ONNX Runtime + Windows Dev Kit 2023 = NPU powered AI

Delivering NPU powered AI capabilities in your apps

Windows Dev Kit 2023, aka Project Volterra, enables developers to build apps that unlock the power of the NPU hardware to accelerate AI/ML workloads delivering AI-enhanced features & experiences without compromising app performance.

You can get started now and access the power of the NPU through the open source and cross-platform ONNX Runtime inference engine making it easy to run AI/ML models from popular machine learning frameworks like PyTorch and TensorFlow.

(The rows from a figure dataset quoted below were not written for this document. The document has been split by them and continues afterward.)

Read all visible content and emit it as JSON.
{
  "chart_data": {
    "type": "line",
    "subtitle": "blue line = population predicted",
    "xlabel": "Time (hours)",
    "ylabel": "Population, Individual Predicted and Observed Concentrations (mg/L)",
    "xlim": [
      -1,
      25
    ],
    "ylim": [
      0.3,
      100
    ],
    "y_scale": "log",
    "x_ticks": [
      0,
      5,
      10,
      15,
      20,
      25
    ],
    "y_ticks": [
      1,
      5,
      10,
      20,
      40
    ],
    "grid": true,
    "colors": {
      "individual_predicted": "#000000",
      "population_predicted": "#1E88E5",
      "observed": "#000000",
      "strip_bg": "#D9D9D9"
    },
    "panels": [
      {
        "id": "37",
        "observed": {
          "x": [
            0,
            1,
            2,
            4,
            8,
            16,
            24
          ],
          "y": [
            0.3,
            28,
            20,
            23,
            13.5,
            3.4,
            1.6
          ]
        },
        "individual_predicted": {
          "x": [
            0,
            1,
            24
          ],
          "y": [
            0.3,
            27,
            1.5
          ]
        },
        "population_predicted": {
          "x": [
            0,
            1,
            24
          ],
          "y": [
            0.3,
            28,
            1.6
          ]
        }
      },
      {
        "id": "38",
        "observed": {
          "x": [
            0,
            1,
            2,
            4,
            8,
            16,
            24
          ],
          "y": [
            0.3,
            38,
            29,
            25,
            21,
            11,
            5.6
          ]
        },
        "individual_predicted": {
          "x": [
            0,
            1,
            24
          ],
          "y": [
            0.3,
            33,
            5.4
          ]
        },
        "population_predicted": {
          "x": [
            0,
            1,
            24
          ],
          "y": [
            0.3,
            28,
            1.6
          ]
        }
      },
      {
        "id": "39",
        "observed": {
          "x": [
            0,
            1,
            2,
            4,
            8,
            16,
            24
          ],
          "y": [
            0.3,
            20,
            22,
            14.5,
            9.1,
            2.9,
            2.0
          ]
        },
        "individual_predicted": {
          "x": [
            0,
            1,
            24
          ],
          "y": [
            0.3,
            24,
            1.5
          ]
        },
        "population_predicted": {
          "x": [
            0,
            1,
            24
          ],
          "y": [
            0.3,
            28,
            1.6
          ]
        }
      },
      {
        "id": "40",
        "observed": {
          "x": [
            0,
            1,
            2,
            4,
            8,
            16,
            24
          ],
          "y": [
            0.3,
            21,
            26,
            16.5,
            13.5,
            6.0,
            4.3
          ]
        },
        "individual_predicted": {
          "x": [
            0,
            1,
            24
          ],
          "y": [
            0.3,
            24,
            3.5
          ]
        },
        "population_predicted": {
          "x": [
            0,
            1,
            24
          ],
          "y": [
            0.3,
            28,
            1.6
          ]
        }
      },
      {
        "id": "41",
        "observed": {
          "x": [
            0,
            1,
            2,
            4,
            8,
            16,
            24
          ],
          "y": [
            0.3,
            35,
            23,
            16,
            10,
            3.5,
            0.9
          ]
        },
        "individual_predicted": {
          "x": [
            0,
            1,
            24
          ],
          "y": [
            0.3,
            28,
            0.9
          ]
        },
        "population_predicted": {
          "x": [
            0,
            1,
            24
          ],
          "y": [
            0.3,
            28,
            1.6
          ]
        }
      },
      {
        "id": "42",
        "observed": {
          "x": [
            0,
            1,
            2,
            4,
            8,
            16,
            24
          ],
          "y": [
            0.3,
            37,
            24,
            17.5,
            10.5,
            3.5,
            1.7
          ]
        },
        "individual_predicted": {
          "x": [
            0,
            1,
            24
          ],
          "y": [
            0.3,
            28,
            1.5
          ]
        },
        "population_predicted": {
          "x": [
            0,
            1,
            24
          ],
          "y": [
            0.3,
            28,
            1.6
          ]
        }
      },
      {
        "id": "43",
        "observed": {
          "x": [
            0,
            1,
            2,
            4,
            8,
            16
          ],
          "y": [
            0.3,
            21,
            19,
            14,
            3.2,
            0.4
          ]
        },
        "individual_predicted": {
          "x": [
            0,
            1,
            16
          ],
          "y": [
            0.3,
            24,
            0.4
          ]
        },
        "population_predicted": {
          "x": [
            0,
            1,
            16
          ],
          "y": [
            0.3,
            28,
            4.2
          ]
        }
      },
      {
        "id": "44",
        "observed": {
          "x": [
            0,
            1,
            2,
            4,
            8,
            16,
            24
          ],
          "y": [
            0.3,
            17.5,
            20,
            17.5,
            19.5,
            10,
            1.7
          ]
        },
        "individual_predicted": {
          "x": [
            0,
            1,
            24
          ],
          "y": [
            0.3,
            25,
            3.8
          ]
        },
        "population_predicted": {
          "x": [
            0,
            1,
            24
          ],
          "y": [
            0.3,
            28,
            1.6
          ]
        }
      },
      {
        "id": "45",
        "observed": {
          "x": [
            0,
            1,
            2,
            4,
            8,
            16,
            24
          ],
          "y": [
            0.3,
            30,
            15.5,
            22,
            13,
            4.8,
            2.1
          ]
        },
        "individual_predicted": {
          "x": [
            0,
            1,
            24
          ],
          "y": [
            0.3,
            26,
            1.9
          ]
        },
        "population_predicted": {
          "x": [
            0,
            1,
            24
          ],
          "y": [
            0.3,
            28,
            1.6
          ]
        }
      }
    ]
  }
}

Get started on your Windows Dev Kit 2023 today

Follow these steps to setup your device to use ONNX Runtime (ORT) with the built in NPU:

  1. Request access to the Neural Processing SDK for Windows on Snapdragon. Qualcomm may reach out to you via email with further registration instructions for approval.
  2. Once approved, you will receive an email with links to download SNPE.
    1. Select the SNPE link which takes you to a Qualcomm login and download page.
    2. Select the Snapdragon_NPE_SDK.WIN.1.0 Installer link, download and install.
  3. Download and install the ONNX Runtime with SNPE package
  4. Start using the ONNX Runtime API in your application.

Optimizing models for the NPU

ONNX is a standard format for representing ML models authored in frameworks like PyTorch, TensorFlow, and others. ONNX Runtime can run any ONNX model, however to make use of the NPU, you currently need to use the following steps:

  • Run the tools provided in the SNPE SDK on your model to generate a binary file.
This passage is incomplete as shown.